Notes about media

July 5, 2010 permalink


The world’s only working (modern) Pallophotophone plays 80-year-old NBC radio broadcasts:

The pallophotophone was an early audio recorder created by GE researcher Charles Hoxie in 1922. Rather than using magnetic wire or lacquer disks, the device captured audio waveforms on sprocketless 35 mm film as a series of 12 parallel tracks reflected from a vibrating mirror. It was used to record some of the world’s oldest surviving radio broadcasts on Schenectady, New York radio station WGY between 1929 and 1931.
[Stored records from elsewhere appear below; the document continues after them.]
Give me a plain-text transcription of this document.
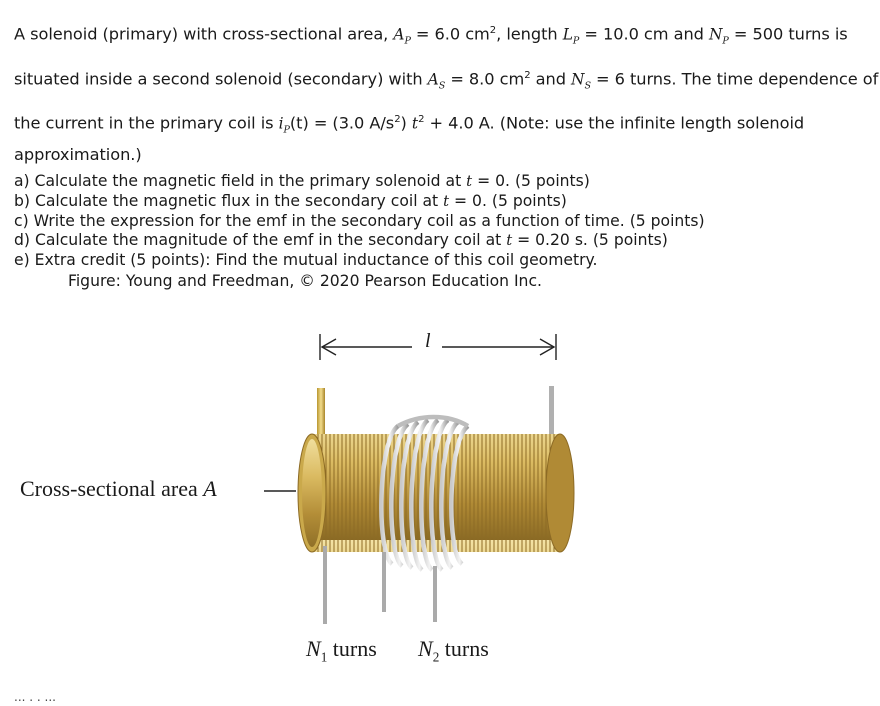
A solenoid (primary) with cross-sectional area, $A_P = 6.0$ $cm^2$, length $L_P = 10.0$ cm and $N_P = 500$ turns is
situated inside a second solenoid (secondary) with $A_S = 8.0$ $cm^2$ and $N_S = 6$ turns. The time dependence of
the current in the primary coil is $i_P(t) = (3.0$ $A/s^2$) $t^2 + 4.0$ A. (Note: use the infinite length solenoid
approximation.)
a) Calculate the magnetic field in the primary solenoid at t = 0. (5 points)
b) Calculate the magnetic flux in the secondary coil at t = 0. (5 points)
c) Write the expression for the emf in the secondary coil as a function of time. (5 points)
d) Calculate the magnitude of the emf in the secondary coil at t = 0.20 s. (5 points)
e) Extra credit (5 points): Find the mutual inductance of this coil geometry.
Figure: Young and Freedman, © 2020 Pearson Education Inc.
l
Cross-sectional area A
$N_1$ turns $N_2$ turns
... . . ...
As a forgotten optical medium, I guess its more modern analog would be laserfilm discs. Sort of working along the right path, but just not practical compared to other media coming out at the time. There’s more about the rediscovered pallphotophone recordings on the GE Reports blog.

(Via Coudal)

December 7, 2009 permalink

This Creative Destruction Began in the 60s As

This “creative destruction” began in the ’60s, as did many things that we now both love and regret, and it was initially a spinoff of a project funded by US military agencies. […] Mephistopheles came to Faust in the form of a poodle. After all…in some versions of the story, he cannot enter your house unbidden — you have to invite him in, like a vampire.

From Internet Antichrist, a thoughtful piece by David Byrne on the the development of the ARPANET, psychoacoustics research at Bell Labs leading to vocoders and Kraftwerk, the rise of digital recording and transmission, and the possibility of the near-future demise of physical media and risks to personal privacy. The market forces of creative destruction.